In Canada, pensions are a type of retirement savings plan that most people contribute to through their employers. Pensions are an important part of many people’s retirement planning, as they provide a regular source of income during retirement. There are two main types of pensions in Canada: defined benefit pensions and defined contribution pensions.
Some companies offer their own pension plan that employees get to be a part of. Pensions are regulated by the federal government, so there are certain rules that employers must follow. For example, pensions must be registered with the federal or provincial government, and employees must be given information about the pension plan when they join the company.
If your company has a pension plan, make sure you know whether your plan is a Defined-Contribution Plan or Defined-Benefit Pension Plan, and understand the differences between the two.
Defined-Benefit Company Pension:
A defined benefit pension is a type of pension you get from your employer, where the amount of money you receive during retirement is determined by a formula, based on your years of service and salary. Defined benefit pensions are becoming less common in Canada, as they tend to be more expensive for employers to maintain, plus the employer assumes all the risks. The employer guarantees the payments so that if there is a shortfall, now or ever, the employer must make that up. If your employer goes bankrupt or leaves Canada, who is going to pay your pension? Ask Sears Canada employees. They all saw their pension income cut. Drawing a DB pension from the government is great but drawing same from a small company has risks. If your pension is with a company, consider the copycat pension when you retire.

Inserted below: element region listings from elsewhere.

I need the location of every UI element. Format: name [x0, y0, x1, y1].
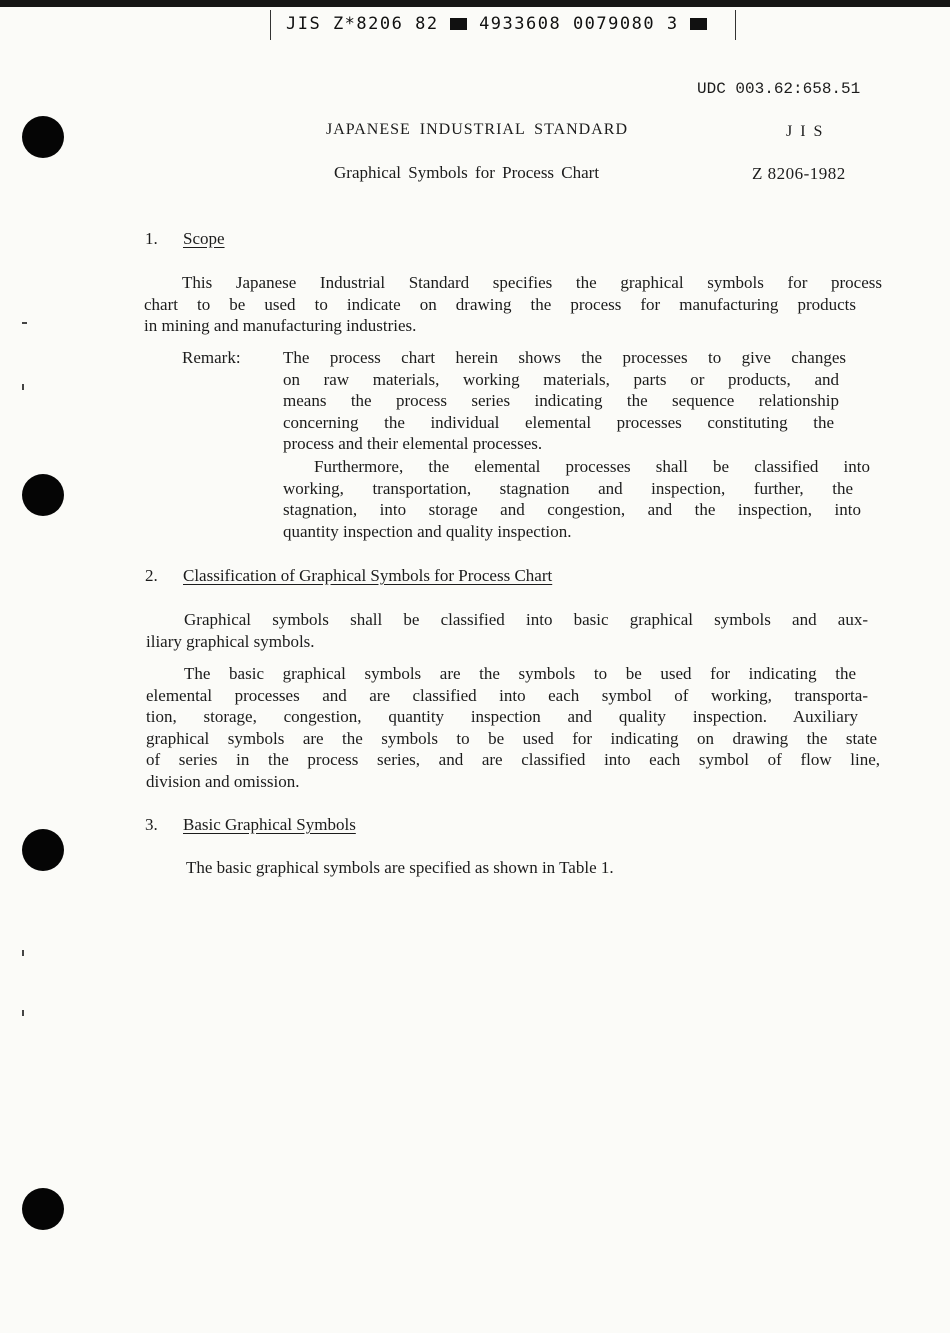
document-code-part2: 4933608 0079080 3	[479, 14, 679, 34]
paragraph-line: in mining and manufacturing industries.	[144, 316, 417, 336]
remark-line: The process chart herein shows the processes to give changes	[283, 348, 846, 367]
paragraph-line: The basic graphical symbols are the symbols to be used for indicating the	[184, 664, 856, 683]
section-heading-classification	[145, 565, 552, 587]
scope-paragraph	[144, 272, 882, 337]
document-title: Graphical Symbols for Process Chart	[334, 163, 600, 182]
standard-name: JAPANESE INDUSTRIAL STANDARD	[326, 121, 628, 138]
basic-symbols-paragraph: The basic graphical symbols are specified as shown in Table 1.	[186, 858, 614, 877]
punch-hole	[22, 474, 64, 516]
section-number: 2.	[145, 566, 158, 585]
scan-speck	[22, 1010, 24, 1016]
paragraph-line: tion, storage, congestion, quantity inspection and quality inspection. Auxiliary	[146, 707, 858, 727]
remark-paragraph	[283, 347, 848, 455]
punch-hole	[22, 1188, 64, 1230]
document-code-part1: JIS Z*8206 82	[286, 14, 439, 34]
section-heading-scope	[145, 228, 225, 250]
paragraph-line: This Japanese Industrial Standard specifies the graphical symbols for process	[182, 273, 882, 292]
section-title: Classification of Graphical Symbols for Process Chart	[183, 566, 553, 585]
remark-line: stagnation, into storage and congestion, and the inspection, into	[283, 500, 861, 520]
document-code	[286, 14, 707, 34]
paragraph-line: chart to be used to indicate on drawing the process for manufacturing products	[144, 294, 856, 314]
paragraph-line: of series in the process series, and are classified into each symbol of flow line,	[146, 750, 880, 770]
remark-line: Furthermore, the elemental processes shall be classified into	[314, 457, 870, 476]
section-number: 1.	[145, 229, 158, 248]
remark-line: concerning the individual elemental processes constituting the	[283, 412, 834, 432]
classification-paragraph-1	[146, 609, 868, 652]
classification-paragraph-2	[146, 663, 880, 793]
remark-line: on raw materials, working materials, parts or products, and	[283, 369, 839, 389]
scan-speck	[22, 384, 24, 390]
remark-line: working, transportation, stagnation and inspection, further, the	[283, 478, 853, 498]
remark-paragraph-2	[283, 456, 873, 542]
paragraph-line: Graphical symbols shall be classified into basic graphical symbols and aux-	[184, 610, 868, 629]
paragraph-line: graphical symbols are the symbols to be used for indicating on drawing the state	[146, 728, 877, 748]
section-title: Scope	[183, 229, 225, 248]
scan-speck	[22, 322, 27, 324]
remark-line: quantity inspection and quality inspection.	[283, 521, 572, 541]
code-block-mark	[450, 18, 467, 30]
paragraph-line: division and omission.	[146, 771, 300, 791]
punch-hole	[22, 829, 64, 871]
jis-mark: J I S	[786, 123, 825, 140]
paragraph-line: iliary graphical symbols.	[146, 631, 315, 651]
section-number: 3.	[145, 815, 158, 834]
code-block-mark	[690, 18, 707, 30]
section-title: Basic Graphical Symbols	[183, 815, 356, 834]
standard-number: Z 8206-1982	[752, 164, 846, 183]
scan-top-edge	[0, 0, 950, 7]
remark-label: Remark:	[182, 348, 241, 367]
remark-line: process and their elemental processes.	[283, 434, 543, 454]
section-heading-basic-symbols	[145, 814, 356, 836]
scan-speck	[22, 950, 24, 956]
udc-code: UDC 003.62:658.51	[697, 80, 861, 98]
remark-line: means the process series indicating the sequence relationship	[283, 391, 839, 411]
punch-hole	[22, 116, 64, 158]
paragraph-line: elemental processes and are classified into each symbol of working, transporta-	[146, 685, 868, 705]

Defined-Contribution Company Pension:
A defined contribution pension is a type of pension from your employer, where the amount of money you receive during retirement is based on how much you and your employer have contributed to the pension plan, as well as the investment performance of the plan.
Tip: Always make the maximum contributions, especially if your employer matches you dollar for dollar on your contribution amount.
The Canada Pension Plan:
The CPP is a government-sponsored pension plan that working Canadians contribute to through their employers. The CPP provides a monthly retirement income for eligible Canadians, starting at age 65. You can choose to start receiving your CPP benefits as early as age 60, but your benefits will be reduced if you do so. Or, defer your CPP and draw a higher amount later. [This is a good idea.]
Your company pension (defined-benefit or defined-contribution pension) and your CPP are independent from each other. When you take your company pension, it has no impact on your CPP entitlement. The same holds true in the reverse, when you take your CPP it has no impact on your company pension entitlement.
Even though these pensions are separate, sometimes your company DB pension may ‘coordinate’ with your CPP, where contributions to and benefits from your company pension may take into account your CPP participation. There may be a ‘bridge benefit’ (a temporary pension that fills the financial gap between early retirement and age 65), and/or your company pension might alter the amount of money you receive once you reach age 65, which is typically when people start taking their CPP payments. Make sure to read your company pension plan details to know exactly what your payments will be once you retire and which age is best for you to retire to maximize your pension payout. When in doubt, connect with us. Book a 15 minute free Zoom call on our website.
Other Pensions in Canada
There are a number of other pensions in Canada that you may be eligible for, depending on your employment situation. These include the following:
Public service pensions:
If you work for the federal government, a provincial/territorial government or a municipality, you will likely be enrolled in a public service pension plan. The pension benefits you receive from a public service pension plan are separate from the CPP and any company pensions you may have. It includes a lifetime pension payable until your death, plus a temporary bridge benefit. Once you reach age 65, which is the age when CPP typically begins, the bridge benefit stops. These are DB pensions.
If you are a teacher, you will likely be enrolled in a teachers’ pension plan (TPP). The pension benefits you receive from a teachers’ pension plan are separate from the CPP and any company pensions you may have. The TPP works with the CPP, where contributions to and benefits from Ontario Teachers’ take into account your participation in CPP. Old Age Security (OAS) has no impact on your Ontario Teachers’ pension. This too is a DB pension. You can take the commuted value only prior to age 50.
In conclusion, pensions in Canada can be a bit confusing. However, it is important to understand what pensions you are eligible for and how they work. It is also important to make the maximum contributions to your pensions, so that you can receive the most benefits during retirement. Pensions are an important part of retirement planning, so make sure you understand how they work before making any decisions.